The attendance was great (over 100 people) and we were able to listen to three awesome speakers.
By the way, we love hosting tech meetups in our offices. If you know of any meetup that’s looking for a host (with good beer) in San Francisco, Sydney, or Austin, reach out to us on Twitter!
RPC Options in Go
Jon showcased the multitude of different RPC options available to use with Go, covering everything from REST to Protocol Buffers to automatic client generation.
I’m really excited about the the RPC space heating up, especially the automatic client generation— no one wants to write a million boilerplate clients.
Even cooler, there’s a new OSS project called grpc-gateway that acts as a reverse proxy for your public JSON API to translate calls to your gRPC services— I can’t wait to try it out.

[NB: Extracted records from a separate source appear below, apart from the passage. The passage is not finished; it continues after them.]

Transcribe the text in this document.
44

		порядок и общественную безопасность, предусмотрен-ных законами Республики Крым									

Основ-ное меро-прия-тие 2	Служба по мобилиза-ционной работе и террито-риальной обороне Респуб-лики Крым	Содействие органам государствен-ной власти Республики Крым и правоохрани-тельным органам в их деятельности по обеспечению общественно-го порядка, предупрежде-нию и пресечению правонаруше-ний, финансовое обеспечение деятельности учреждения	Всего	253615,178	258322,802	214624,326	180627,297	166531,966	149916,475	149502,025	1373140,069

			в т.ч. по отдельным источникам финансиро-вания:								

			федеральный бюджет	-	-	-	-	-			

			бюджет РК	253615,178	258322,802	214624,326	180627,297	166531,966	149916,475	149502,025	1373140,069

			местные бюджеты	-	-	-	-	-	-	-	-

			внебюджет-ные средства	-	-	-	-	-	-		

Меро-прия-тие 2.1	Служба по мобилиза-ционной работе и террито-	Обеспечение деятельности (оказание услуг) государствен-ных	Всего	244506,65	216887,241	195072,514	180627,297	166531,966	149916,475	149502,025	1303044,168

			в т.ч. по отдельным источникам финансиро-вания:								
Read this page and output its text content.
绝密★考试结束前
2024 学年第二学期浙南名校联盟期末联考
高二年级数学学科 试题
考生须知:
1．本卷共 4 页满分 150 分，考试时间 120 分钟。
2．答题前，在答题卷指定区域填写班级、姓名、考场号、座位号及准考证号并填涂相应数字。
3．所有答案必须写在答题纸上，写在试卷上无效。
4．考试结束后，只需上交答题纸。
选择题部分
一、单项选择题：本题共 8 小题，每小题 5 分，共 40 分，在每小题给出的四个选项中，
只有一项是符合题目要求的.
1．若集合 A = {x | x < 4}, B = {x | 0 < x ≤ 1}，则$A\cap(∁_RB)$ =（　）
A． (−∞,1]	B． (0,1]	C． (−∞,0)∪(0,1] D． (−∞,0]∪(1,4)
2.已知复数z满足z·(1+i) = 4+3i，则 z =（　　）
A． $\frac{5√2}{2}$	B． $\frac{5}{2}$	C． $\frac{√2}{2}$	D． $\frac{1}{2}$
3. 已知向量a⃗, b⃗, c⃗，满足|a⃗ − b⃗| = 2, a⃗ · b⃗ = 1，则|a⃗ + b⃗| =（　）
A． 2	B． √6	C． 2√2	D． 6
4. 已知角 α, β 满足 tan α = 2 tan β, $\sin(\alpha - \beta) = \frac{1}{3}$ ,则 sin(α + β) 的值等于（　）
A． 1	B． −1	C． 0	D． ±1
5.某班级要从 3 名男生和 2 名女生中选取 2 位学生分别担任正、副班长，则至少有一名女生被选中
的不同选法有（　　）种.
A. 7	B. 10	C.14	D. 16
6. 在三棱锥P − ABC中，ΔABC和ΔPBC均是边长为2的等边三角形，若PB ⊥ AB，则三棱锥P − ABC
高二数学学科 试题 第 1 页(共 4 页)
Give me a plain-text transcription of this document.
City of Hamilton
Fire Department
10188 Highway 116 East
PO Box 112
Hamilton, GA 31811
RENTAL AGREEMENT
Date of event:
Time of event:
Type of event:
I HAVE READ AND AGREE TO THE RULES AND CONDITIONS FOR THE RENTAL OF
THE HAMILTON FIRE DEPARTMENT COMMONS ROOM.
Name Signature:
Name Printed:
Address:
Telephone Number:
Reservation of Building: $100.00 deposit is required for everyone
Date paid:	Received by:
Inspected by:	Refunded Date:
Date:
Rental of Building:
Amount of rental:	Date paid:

Handling Authentication and Trusting 3rd Party Identity Providers in Distributed Systems
The next speaker was Alex Toombs, a software engineer from Apcera. Alex talked about various different ways to handle identity management, without having to become an identity provider.
For instance, Apcera has no "users" table in their application— authentication is handled 100% by external providers.
The other interesting bit that Alex talked about was how they used cgo to integrate Golang with Kerberos— pretty neat stuff, and I highly recommend watching the video for this part. I haven’t had a chance to play with cgo yet, but being able to work with C libraries seems incredibly useful, especially when extending existing libraries.
Automatic Go API Doc Generation
The last speaker of the night was Sarah Adams— her talk was about experimenting with automatic API doc generation in Go.
I really enjoyed Sarah’s talk because it was about a problem that all developers face at one-point or another… keeping outdated documentation up to date.
Sarah showcased different attempts that ultimately didn’t allow her to accomplish her goal of completely hands-off API documentation— off the shelf tools ended up consuming hours of her time per week.
That is, until she invented her own documentation tool called test2doc. Test2doc is a really clever piece of code that injects itself as the HTTPServer for your tests, captures the request/response, and uses that information (along with comments in the tests) to build self-generating API documentation. Amazing!